# Growing time outdoors



## Irishscent89 (Mar 7, 2007)

I live in Maine and if i wanted to start growing mid-late April how long aprox. would it take to have the plant fully grown?


----------



## THE BROTHER'S GRUNT (Mar 7, 2007)

Irishscent89 said:
			
		

> I live in Maine and if i wanted to start growing mid-late April how long aprox. would it take to have the plant fully grown?

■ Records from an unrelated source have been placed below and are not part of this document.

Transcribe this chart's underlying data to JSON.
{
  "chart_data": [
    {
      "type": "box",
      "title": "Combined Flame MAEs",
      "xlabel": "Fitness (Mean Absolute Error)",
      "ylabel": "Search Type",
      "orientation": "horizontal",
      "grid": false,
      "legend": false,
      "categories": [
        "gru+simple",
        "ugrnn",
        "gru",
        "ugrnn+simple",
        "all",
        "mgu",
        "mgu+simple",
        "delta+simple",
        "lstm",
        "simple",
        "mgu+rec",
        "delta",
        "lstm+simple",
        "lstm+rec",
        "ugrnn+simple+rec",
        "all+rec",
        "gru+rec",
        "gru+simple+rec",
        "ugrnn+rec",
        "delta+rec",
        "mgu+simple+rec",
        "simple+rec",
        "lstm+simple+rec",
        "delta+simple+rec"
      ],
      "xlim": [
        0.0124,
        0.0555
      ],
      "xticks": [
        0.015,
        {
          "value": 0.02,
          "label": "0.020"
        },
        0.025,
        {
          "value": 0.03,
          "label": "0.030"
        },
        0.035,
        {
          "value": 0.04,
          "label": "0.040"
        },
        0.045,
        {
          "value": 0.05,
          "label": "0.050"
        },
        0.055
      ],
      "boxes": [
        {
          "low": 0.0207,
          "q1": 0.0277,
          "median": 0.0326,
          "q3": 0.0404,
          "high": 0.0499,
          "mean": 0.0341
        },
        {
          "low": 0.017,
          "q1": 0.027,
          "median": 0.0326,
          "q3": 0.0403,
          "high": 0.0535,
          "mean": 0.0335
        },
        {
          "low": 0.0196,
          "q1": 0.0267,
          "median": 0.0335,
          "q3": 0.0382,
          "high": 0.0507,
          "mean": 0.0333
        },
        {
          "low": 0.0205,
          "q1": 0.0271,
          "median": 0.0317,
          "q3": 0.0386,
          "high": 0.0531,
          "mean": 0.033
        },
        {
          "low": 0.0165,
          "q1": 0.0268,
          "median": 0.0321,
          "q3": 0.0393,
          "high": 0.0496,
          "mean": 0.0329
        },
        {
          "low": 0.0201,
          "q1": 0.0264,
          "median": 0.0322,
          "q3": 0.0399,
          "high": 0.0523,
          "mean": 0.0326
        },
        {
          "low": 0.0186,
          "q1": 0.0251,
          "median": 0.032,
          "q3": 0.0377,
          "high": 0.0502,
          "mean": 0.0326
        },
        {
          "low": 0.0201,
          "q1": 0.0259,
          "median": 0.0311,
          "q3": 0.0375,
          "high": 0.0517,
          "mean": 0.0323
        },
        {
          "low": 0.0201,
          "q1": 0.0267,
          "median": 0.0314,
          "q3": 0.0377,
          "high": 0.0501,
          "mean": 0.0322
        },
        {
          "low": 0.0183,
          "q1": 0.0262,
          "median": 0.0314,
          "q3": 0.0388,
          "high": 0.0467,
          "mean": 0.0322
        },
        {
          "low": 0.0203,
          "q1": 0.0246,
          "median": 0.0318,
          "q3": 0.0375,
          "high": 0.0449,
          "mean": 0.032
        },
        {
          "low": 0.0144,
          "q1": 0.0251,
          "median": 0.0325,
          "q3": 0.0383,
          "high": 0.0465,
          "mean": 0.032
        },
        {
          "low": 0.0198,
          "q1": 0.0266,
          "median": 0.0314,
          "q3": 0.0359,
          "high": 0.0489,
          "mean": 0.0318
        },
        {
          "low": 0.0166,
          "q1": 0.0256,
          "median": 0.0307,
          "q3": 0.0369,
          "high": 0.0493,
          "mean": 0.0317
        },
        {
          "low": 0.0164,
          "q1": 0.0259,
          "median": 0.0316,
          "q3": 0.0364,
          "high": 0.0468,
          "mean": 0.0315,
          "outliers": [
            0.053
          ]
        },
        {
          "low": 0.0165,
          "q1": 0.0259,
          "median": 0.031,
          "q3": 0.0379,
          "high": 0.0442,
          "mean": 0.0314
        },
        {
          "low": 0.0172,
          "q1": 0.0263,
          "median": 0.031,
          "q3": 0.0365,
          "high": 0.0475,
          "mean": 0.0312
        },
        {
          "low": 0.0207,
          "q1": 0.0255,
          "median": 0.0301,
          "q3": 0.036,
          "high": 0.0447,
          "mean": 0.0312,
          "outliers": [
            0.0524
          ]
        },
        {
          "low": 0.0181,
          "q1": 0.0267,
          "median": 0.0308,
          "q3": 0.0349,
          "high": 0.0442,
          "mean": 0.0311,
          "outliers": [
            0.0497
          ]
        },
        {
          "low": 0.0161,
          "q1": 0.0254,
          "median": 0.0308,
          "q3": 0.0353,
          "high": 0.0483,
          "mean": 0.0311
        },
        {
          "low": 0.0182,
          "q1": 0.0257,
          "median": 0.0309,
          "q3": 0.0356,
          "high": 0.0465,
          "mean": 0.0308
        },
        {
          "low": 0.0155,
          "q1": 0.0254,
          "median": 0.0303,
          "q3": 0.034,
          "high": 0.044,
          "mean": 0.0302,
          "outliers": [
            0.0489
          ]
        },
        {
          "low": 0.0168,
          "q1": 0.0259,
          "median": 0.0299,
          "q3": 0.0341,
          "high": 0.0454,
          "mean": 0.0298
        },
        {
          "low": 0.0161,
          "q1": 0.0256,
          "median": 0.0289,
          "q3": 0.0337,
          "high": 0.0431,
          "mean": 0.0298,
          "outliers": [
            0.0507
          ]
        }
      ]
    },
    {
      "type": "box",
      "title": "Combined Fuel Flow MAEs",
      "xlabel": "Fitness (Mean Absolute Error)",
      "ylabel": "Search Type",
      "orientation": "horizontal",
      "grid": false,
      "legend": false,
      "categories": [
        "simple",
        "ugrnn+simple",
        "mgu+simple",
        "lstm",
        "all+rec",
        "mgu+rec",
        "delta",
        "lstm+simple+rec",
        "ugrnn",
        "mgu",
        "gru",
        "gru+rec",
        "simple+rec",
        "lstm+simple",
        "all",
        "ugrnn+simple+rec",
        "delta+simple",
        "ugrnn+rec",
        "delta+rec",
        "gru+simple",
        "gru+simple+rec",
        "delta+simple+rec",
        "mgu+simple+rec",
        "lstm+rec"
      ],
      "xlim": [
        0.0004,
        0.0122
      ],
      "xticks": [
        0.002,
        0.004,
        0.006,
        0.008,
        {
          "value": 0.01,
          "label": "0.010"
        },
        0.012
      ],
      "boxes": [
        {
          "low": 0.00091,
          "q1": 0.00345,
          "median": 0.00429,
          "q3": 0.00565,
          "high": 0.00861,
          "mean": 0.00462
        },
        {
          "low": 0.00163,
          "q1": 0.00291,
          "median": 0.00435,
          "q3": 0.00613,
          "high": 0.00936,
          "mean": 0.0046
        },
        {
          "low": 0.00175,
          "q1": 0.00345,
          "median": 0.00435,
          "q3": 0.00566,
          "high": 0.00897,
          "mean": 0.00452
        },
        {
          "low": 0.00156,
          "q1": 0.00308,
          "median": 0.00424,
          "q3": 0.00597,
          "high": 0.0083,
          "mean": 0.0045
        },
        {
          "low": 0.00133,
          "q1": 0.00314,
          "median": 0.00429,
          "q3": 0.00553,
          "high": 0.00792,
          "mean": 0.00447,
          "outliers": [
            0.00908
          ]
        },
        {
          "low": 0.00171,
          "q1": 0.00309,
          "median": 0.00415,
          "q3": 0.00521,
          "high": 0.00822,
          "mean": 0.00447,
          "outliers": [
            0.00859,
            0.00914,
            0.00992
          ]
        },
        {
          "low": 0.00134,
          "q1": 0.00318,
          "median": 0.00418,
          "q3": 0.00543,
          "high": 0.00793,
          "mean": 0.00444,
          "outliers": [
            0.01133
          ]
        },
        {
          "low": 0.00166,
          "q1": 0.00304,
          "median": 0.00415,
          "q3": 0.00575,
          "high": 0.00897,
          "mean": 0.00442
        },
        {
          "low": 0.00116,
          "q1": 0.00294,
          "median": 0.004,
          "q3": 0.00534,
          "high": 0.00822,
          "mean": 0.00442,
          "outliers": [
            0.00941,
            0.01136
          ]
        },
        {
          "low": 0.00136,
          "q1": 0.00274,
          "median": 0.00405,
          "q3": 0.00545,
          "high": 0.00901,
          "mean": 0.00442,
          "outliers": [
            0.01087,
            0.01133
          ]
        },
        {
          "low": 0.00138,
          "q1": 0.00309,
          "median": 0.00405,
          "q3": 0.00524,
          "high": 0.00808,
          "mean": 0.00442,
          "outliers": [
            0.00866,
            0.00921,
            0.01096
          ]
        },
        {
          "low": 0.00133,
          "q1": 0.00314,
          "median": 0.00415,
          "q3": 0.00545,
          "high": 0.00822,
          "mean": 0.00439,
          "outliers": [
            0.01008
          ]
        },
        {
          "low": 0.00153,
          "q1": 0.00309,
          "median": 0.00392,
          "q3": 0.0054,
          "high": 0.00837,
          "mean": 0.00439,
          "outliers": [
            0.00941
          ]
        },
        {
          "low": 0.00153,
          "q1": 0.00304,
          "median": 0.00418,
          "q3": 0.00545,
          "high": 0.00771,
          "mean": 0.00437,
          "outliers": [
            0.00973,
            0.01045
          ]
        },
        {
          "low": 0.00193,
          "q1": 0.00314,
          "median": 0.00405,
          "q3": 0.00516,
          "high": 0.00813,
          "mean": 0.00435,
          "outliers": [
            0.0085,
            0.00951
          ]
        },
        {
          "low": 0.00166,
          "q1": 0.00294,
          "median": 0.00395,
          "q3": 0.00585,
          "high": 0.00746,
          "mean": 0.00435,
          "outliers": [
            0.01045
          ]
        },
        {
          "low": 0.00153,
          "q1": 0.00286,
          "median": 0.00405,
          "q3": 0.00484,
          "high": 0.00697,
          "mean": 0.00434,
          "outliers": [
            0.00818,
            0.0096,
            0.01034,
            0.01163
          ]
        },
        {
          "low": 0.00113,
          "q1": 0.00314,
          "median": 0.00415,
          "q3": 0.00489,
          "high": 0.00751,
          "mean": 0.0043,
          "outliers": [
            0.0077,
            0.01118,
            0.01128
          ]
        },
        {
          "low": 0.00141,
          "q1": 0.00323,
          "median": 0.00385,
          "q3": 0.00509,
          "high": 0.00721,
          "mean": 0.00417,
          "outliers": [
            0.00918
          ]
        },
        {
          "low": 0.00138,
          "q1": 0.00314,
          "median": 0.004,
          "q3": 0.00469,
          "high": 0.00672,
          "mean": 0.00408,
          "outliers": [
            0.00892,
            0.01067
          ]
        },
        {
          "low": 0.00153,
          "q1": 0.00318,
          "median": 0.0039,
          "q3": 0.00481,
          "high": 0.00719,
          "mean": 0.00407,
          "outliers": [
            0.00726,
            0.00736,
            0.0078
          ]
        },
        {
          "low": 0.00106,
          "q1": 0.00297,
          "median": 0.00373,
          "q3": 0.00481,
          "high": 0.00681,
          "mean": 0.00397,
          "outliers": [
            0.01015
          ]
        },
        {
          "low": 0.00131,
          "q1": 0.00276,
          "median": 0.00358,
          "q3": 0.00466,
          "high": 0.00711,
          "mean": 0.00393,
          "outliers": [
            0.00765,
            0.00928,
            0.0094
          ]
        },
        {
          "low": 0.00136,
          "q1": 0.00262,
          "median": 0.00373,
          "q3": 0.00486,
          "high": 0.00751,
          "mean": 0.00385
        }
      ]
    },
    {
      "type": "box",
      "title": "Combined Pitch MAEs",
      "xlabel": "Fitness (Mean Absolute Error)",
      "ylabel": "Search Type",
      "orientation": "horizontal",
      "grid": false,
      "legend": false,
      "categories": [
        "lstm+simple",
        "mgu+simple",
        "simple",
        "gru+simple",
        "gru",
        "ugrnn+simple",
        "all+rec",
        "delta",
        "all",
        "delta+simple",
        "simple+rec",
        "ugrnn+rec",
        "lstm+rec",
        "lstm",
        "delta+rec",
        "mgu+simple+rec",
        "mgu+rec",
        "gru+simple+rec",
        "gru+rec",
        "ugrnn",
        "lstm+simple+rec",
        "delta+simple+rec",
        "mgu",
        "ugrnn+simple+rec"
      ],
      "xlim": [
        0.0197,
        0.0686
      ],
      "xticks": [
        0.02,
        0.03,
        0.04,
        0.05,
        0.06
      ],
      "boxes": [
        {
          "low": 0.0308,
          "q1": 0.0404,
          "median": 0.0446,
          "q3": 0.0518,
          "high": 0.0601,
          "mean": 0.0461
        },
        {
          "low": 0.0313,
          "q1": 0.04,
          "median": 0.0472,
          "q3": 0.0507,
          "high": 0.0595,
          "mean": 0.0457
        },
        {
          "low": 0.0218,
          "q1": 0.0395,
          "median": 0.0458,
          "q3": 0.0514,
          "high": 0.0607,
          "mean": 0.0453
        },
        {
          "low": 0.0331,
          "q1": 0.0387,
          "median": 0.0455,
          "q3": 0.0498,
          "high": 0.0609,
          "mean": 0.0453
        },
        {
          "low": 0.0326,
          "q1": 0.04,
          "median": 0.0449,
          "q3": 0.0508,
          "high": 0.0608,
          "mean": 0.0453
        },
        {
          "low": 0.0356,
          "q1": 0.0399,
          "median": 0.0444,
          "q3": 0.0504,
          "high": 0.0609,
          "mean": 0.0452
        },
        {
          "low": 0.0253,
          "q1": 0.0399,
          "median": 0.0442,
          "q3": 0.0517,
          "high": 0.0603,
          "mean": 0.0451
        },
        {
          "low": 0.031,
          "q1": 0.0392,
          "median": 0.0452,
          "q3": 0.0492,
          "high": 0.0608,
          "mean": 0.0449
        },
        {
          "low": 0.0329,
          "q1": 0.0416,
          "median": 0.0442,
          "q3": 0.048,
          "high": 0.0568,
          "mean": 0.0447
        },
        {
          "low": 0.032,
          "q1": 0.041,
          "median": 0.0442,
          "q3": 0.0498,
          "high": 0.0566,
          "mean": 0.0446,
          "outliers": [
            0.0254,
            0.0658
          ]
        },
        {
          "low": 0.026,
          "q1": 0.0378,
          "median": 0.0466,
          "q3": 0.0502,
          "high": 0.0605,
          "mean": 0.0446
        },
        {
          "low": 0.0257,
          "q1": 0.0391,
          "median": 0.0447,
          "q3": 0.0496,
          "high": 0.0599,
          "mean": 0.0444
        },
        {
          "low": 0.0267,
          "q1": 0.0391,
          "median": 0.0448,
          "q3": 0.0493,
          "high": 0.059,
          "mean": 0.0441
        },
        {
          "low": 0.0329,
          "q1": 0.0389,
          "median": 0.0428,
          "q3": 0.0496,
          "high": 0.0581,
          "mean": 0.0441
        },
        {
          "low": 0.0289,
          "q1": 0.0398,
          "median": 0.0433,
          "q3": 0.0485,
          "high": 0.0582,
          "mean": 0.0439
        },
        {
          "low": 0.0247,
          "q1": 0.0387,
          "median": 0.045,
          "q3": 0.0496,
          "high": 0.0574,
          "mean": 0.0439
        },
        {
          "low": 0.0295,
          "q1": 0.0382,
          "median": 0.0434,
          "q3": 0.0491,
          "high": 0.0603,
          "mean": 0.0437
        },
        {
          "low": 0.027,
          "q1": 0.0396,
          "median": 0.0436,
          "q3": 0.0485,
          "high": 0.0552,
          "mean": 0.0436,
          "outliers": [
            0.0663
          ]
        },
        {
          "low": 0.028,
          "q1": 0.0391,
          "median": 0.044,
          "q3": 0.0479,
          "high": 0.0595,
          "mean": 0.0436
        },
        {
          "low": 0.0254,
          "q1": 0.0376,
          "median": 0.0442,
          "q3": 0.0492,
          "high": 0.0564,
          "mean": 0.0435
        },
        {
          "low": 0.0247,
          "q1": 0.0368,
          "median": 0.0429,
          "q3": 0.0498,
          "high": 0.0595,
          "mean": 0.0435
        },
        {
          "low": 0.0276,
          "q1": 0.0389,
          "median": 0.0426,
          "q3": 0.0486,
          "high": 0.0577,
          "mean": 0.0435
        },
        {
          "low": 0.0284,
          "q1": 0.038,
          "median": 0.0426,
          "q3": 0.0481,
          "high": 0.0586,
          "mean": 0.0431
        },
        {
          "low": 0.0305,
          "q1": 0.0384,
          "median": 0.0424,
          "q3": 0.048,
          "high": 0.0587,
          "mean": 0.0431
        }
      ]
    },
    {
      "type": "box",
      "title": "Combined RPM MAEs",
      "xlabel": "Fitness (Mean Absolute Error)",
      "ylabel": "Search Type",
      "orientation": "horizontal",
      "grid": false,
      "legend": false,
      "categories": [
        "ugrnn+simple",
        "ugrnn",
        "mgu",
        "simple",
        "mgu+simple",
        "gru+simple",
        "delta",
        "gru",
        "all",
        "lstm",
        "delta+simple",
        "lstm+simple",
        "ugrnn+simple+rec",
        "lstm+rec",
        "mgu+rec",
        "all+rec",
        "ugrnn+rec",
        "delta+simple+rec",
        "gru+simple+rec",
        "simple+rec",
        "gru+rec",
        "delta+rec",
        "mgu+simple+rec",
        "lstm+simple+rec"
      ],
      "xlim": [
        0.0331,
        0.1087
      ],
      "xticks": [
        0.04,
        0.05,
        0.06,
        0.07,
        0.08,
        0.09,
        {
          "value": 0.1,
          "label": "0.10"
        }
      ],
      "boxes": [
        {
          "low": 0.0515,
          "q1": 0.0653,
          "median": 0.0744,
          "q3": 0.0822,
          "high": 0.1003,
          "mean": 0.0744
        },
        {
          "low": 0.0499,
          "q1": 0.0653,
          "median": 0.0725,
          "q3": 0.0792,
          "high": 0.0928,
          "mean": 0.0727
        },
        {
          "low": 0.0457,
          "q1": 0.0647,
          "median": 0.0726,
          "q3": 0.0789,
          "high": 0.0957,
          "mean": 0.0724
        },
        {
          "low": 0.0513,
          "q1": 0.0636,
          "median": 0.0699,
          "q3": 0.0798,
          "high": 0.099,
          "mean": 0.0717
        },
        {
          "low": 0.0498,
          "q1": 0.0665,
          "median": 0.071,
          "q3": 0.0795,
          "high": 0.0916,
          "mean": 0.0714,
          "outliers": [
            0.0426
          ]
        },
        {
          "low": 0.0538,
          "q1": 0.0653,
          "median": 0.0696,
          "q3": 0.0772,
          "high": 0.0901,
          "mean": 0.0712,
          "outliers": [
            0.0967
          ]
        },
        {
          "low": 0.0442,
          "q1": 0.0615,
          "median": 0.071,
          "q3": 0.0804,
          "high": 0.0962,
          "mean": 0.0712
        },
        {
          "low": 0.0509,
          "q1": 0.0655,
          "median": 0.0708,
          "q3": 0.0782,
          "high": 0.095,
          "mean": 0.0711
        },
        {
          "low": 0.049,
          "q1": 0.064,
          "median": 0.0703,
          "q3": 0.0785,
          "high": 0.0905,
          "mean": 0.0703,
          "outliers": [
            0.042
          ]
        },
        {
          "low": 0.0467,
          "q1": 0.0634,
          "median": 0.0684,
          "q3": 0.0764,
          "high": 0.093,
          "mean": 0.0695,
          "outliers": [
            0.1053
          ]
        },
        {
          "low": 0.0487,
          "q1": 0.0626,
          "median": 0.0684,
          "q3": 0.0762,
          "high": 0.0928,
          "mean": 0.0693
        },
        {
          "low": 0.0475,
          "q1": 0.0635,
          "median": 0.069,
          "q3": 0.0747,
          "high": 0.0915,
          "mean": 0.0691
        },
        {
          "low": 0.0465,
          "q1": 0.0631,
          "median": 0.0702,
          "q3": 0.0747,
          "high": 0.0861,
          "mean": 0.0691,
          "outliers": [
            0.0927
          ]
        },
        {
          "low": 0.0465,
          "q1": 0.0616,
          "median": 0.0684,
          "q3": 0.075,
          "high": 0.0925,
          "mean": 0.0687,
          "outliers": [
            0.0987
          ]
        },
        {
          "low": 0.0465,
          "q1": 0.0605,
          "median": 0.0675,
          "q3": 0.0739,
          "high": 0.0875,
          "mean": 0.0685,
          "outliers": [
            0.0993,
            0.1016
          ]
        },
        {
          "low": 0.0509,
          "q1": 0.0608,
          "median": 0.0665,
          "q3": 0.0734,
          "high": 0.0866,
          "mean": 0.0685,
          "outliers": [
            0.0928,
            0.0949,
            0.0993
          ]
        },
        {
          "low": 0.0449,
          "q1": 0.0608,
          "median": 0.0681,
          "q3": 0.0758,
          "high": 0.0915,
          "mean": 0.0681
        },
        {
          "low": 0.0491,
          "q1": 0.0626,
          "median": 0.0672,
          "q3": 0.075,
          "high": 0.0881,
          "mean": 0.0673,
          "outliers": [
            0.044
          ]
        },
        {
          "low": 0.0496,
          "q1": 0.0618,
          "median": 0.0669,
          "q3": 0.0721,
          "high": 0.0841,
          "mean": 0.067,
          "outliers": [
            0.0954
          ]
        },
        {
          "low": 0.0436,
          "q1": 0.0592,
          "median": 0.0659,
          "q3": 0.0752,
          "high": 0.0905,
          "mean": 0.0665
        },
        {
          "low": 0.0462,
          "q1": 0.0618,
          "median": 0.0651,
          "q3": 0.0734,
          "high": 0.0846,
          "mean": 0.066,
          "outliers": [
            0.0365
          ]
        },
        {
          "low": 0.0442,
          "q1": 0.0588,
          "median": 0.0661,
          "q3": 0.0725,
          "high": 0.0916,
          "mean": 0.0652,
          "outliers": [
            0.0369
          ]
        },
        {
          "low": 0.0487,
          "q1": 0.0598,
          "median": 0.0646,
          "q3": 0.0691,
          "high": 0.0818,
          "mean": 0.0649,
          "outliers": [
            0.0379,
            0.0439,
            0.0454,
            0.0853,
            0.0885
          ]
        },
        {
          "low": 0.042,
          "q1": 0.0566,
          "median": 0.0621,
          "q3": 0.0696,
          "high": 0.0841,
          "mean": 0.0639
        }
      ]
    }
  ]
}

*Depending on the strain most bud is done by sept. or oct. *


----------



## Kindbud (Mar 7, 2007)

yeah flowering willhappen just as TBG said sept or october i have had a few get done in august but they wear a cross breed with low rider


----------



## SirPots941 (Mar 9, 2007)

i live in florida would it be good if i started growing now?? cuase it only gets 59 degress F at night is that safe anough to start growing????


----------



## KMK (Mar 9, 2007)

yea go ahead i live in florida and im growing right now


----------



## Kindbud (Mar 9, 2007)

well i live in nc and it gets down to 35 at night and 65 in the day and i got mine outside right now the plants can stand alot of cold and it is said that colder temps give you more females so yeah i got mine out early just put a 2 litter bottle over them and they will be fine and in fl you wont need it but i like them they protect the plant some


----------



## SirPots941 (Mar 10, 2007)

well what should i have done to get started growing cause i dont no what to do with the seeds right now????plz someone help me out!!!


----------



## JOHNNY"GREEN"APPLESEED (Mar 11, 2007)

i live on east coast. all the ppl i know who are pros outdoors start april 15th through the middle of june. if u put them in now, the ground still hasnt warmed up. they will grow, but no were as much if u wait that month. u are taking chance of shocking roots. i know were i stay in the country it is like 4 to 8 degrees colder than city. it is 34 degrees right now.


----------



## Lil Squirt (Mar 11, 2007)

I too live on the East Coast in NJ...never have I had a crop finished before Sept and early Oct.  
Happy Growing!

peace~squirt


----------



## stoner (May 4, 2007)

I live in Ontario (canada) is it cool if i start to grow in mid may, or is that to late?


----------



## Burner420 (May 4, 2007)

its not to late u can still do it !!!!!!


----------



## Kindbud (May 4, 2007)

yeah one of my buddys is from ontario and he grew he said he usualy started in may or late april so yeah man you can start them now


----------



## stoner (May 17, 2007)

no, but hopefully in the next two days


----------



## scoot1073 (May 18, 2007)

late sep-october


----------



## scoot1073 (May 18, 2007)

here in north mich right now is a good time to plant anything outside,we just did our garden and come late sep-oct its all good


----------



## 85cannabliss (May 18, 2007)

sounds like, if your up north you should be sowing your seeds to reap you rharvest in autumn.


----------